Él hablaba de haber sido liberado de la prisión y no tener a nadie para ayudarlo. Por cuatro días él vagó alrededor de Portland, Oregon, Estados Unidos, buscando trabajo. No tenía nada de comer y ningún lugar donde dormir salvo sobre algunas pilas de madera en un molino. Cuando perdió la esperanza, fue al Puente Burnside para tirarse al agua. Después de que el cuidador del puente lo detuvo, miró hacia arriba y vio la señal de la Iglesia de la Fe Apostólica. Un Poder invisible lo impelió a ir a la iglesia, y allí oró y sus pecados fueron perdonados.
Yo podía ver que a este hombre se le había dado un nuevo comienzo en la vida. Ahí mismo abandoné mi plan de suicidarme y, en vez de eso, escribí una carta al misionero de la Fe Apostólica en Pusan, Corea, cuya dirección estaba estampada sobre el folleto. Unos días después recibí una respuesta, una copia de la revista Luz de la Esperanza, y algunos testimonios de Cristianos Coreanos que vivían en Pusan. Ellos agradecían a Dios por la paz en sus corazones desde el momento en que habían llegado a ser nuevas criaturas en Cristo Jesús.
¿Podía tal cosa ser posible para mí? Fui a Pusan para poder ver con mis propios ojos a estas personas renacidas. Conocí a los misioneros y fui invitado a su hogar. Ellos me contaron del poder de Dios para salvar y rescatar del pecado. Sentimientos de culpabilidad comenzaron a agobiarse a mi conciencia. Me di cuenta de que yo era un pecador condenado, pero cuando pensaba cómo había yo ridiculizado a Dios y a los Cristianos por años, me pregunté si Él me perdonaría.
Los hermanos y las hermanas de la iglesia oraron por mí.

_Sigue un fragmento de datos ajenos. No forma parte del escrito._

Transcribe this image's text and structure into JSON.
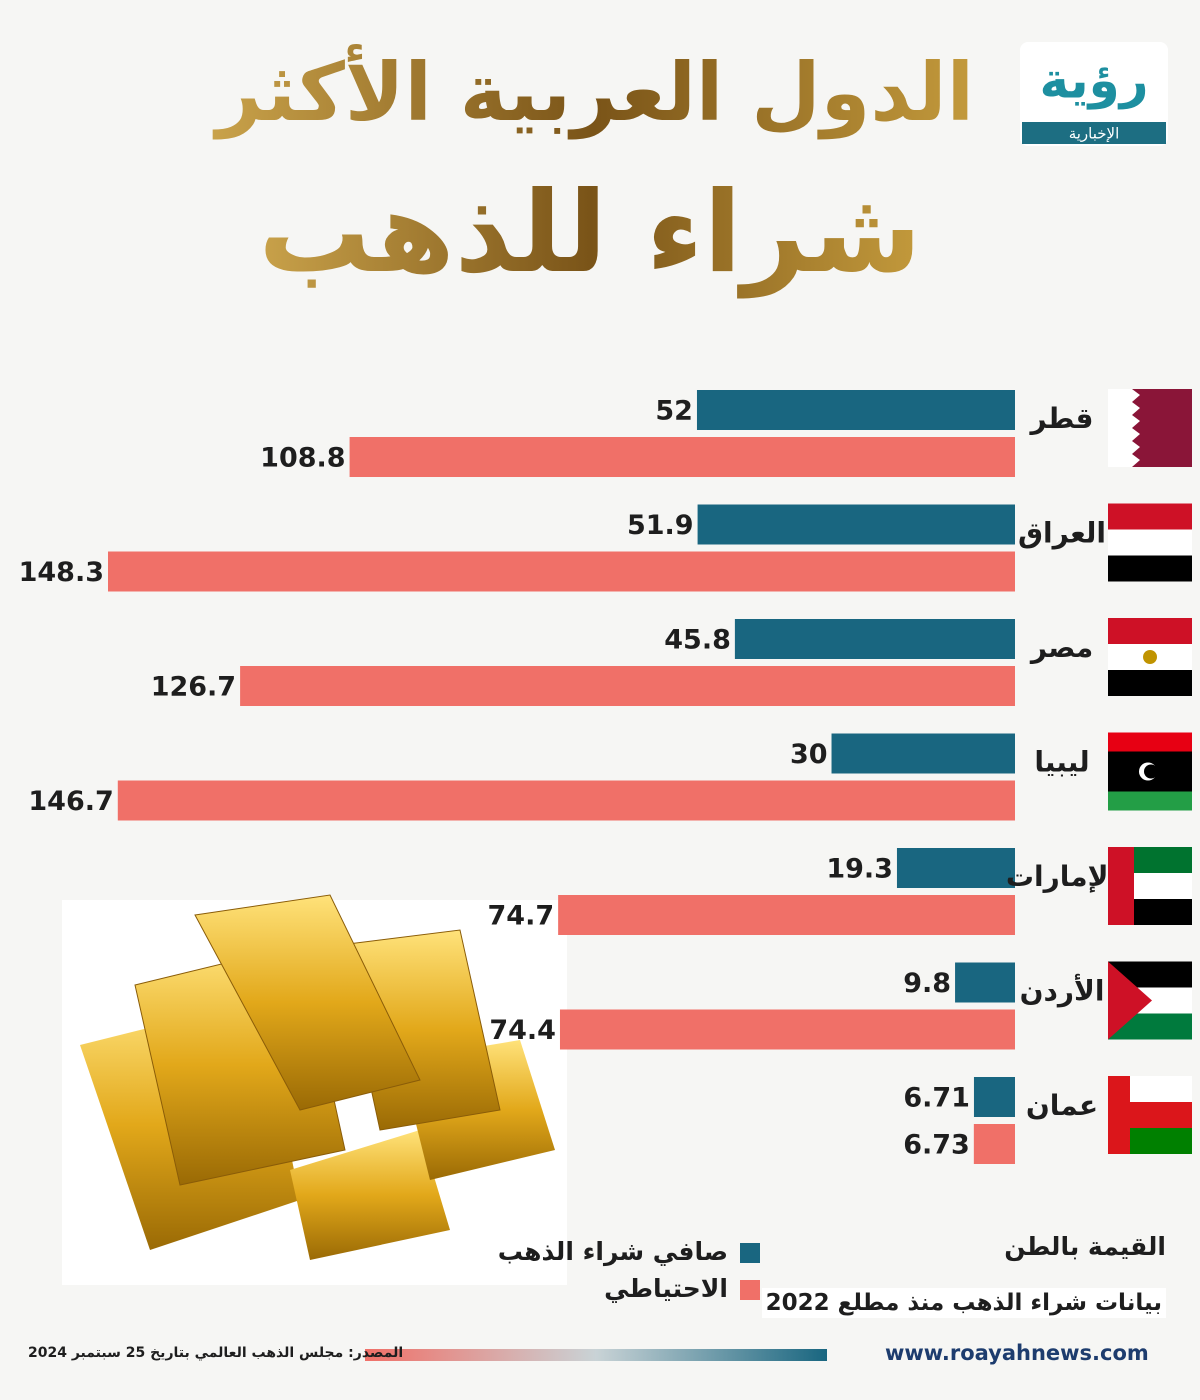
{
  "logo": {
    "name": "رؤية",
    "tagline": "الإخبارية"
  },
  "chart_data": {
    "type": "bar",
    "orientation": "horizontal",
    "title": [
      "الدول العربية الأكثر",
      "شراء للذهب"
    ],
    "categories": [
      "قطر",
      "العراق",
      "مصر",
      "ليبيا",
      "الإمارات",
      "الأردن",
      "عمان"
    ],
    "series": [
      {
        "name": "صافي شراء الذهب",
        "color": "#196680",
        "values": [
          52,
          51.9,
          45.8,
          30,
          19.3,
          9.8,
          6.71
        ]
      },
      {
        "name": "الاحتياطي",
        "color": "#f07068",
        "values": [
          108.8,
          148.3,
          126.7,
          146.7,
          74.7,
          74.4,
          6.73
        ]
      }
    ],
    "unit_note": "القيمة بالطن",
    "data_note": "بيانات شراء الذهب منذ مطلع 2022"
  },
  "footer": {
    "source": "المصدر: مجلس الذهب العالمي بتاريخ 25 سبتمبر 2024",
    "website": "www.roayahnews.com"
  }
}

Comencé a nombrar mis pecados a Dios y entregué todo a Él. Mientras corrían las lágrimas, nuestro Padre celestial hizo el cambio en mi corazón. ¡Qué paz maravillosa fluyó en mí! El fumar, la bebida y las drogas que se habían adherido a mi vida se fueron, conjuntamente con el pensamiento de suicidarme. Dios me dio poder para ir y no pecar más.
Cuando oí que yo podía ser santificado, mi corazón llegó a estar hambriento nuevamente. Consagré todo lo que tenía y Dios contestó mi oración y me santificó. Comencé a salir del altar, pero allí en frente de mí estaba mi hijo, y yo podía oír que él oraba por mí. Yo no podía salir, así que me arrodillé nuevamente. ¡El Espíritu Santo llenó la iglesia esa noche y las bendiciones llovieron! Doce hombres y mujeres, incluyéndome a mí, recibieron el bautismo del Espíritu Santo. Esa fue la noche más gloriosa de mi vida.

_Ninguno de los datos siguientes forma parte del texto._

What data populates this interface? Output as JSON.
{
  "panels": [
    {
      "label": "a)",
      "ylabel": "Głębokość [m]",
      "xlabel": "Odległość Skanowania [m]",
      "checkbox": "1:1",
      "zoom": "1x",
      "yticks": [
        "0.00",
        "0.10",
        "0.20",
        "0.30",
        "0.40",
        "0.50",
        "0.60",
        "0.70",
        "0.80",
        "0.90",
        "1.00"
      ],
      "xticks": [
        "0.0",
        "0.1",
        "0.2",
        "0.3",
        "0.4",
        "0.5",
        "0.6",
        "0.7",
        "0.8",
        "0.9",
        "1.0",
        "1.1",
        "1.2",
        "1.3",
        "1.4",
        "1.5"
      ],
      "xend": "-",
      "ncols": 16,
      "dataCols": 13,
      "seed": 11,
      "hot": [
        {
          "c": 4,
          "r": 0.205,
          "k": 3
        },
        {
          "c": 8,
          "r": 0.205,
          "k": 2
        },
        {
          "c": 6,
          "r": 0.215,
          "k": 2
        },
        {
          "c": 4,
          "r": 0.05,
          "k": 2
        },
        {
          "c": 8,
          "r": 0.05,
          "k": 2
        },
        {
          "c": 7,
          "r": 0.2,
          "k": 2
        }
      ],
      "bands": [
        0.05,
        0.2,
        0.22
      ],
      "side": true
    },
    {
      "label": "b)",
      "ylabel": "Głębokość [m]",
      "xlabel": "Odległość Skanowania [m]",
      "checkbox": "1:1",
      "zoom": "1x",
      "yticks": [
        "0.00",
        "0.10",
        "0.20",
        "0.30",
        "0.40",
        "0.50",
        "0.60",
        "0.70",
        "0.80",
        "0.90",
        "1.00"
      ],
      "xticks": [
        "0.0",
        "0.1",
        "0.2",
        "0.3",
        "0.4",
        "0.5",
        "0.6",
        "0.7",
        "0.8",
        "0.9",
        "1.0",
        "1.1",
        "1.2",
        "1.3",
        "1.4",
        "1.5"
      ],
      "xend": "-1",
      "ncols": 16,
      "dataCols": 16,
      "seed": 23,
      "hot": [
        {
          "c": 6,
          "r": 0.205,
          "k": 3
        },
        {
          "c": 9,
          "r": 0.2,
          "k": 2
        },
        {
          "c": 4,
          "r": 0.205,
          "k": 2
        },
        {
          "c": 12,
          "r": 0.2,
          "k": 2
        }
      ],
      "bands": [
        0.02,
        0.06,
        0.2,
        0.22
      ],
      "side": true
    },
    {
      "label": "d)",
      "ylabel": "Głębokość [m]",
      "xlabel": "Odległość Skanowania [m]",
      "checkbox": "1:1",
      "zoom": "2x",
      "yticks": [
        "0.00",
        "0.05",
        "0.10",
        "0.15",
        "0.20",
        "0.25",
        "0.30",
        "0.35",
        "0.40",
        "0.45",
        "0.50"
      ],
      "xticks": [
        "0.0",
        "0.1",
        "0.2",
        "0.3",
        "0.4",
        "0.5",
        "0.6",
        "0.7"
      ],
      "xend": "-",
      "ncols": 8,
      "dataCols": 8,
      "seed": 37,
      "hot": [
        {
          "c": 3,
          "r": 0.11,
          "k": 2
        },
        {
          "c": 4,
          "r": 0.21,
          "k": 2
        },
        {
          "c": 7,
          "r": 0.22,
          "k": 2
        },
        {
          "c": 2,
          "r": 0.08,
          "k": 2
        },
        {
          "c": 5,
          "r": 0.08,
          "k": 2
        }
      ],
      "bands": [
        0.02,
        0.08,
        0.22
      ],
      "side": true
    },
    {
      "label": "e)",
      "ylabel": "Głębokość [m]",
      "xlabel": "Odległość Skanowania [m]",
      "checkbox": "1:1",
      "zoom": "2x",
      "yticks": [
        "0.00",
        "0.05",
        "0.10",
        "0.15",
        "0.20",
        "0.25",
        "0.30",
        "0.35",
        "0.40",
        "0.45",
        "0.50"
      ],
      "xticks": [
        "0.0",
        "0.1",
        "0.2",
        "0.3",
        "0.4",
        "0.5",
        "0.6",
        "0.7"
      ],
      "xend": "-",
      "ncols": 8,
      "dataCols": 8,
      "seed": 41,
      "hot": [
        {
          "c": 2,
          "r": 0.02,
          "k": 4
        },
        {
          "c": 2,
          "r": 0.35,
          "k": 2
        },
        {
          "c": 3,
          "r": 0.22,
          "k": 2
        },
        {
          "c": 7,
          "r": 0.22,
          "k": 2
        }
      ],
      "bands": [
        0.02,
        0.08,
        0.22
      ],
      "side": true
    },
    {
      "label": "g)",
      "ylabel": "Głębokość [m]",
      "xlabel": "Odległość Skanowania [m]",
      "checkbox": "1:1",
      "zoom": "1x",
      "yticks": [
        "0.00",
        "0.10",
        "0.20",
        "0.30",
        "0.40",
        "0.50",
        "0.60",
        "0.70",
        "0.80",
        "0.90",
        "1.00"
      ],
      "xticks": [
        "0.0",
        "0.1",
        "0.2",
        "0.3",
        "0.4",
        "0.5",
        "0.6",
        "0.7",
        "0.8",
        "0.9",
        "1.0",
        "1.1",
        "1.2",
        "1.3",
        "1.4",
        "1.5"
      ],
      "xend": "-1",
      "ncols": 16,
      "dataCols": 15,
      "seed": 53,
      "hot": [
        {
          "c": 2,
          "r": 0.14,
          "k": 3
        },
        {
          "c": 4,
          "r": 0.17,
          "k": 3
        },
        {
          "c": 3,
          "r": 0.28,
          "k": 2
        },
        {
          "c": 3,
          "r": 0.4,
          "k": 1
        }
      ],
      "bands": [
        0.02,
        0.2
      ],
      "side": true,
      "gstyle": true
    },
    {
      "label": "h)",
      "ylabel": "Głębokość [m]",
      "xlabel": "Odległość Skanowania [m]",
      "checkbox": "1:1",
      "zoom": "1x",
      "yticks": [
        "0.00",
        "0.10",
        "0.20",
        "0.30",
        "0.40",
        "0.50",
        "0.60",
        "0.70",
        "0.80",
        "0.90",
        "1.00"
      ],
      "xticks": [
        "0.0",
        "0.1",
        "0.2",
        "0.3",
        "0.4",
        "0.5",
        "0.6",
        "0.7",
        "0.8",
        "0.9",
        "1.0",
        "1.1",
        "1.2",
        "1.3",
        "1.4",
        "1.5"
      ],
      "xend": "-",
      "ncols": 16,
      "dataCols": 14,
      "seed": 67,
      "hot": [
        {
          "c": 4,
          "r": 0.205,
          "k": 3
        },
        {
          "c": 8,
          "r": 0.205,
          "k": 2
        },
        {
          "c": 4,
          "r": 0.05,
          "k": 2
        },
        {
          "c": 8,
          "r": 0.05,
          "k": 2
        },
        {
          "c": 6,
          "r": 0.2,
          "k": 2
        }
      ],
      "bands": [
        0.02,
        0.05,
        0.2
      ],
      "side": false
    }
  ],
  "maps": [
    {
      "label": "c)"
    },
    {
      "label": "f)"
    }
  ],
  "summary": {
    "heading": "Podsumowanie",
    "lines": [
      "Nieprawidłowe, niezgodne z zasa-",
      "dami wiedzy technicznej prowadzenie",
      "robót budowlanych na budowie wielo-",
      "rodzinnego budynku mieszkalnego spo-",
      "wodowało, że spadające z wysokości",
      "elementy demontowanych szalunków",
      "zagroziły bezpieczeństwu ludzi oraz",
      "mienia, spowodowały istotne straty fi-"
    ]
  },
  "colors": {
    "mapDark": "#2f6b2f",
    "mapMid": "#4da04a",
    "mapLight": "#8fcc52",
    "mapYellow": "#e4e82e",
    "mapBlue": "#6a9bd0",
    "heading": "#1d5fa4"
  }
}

Le dije a Dios, “Quiero dedicar el resto de mi vida a glorificarte y hacer cualquier cosa que Tú quieras que yo haga por las almas que están perdidos y vagando en el pecado”. El Señor me ha dado el privilegio de trabajar en la oficina de la Iglesia de la Fe Apostólica en Corea. Visito las penitenciarías y hospitales para contar la buena noticia de salvación del pecado. Soy el más feliz cuando puedo testificar al poder de Dios y glorificarlo.
Mi familia y yo no olvidaremos que fuimos arrebatados del fuego, y ahora tenemos la esperanza de vida eterna. El resto de mi vida pertenece a Jesús.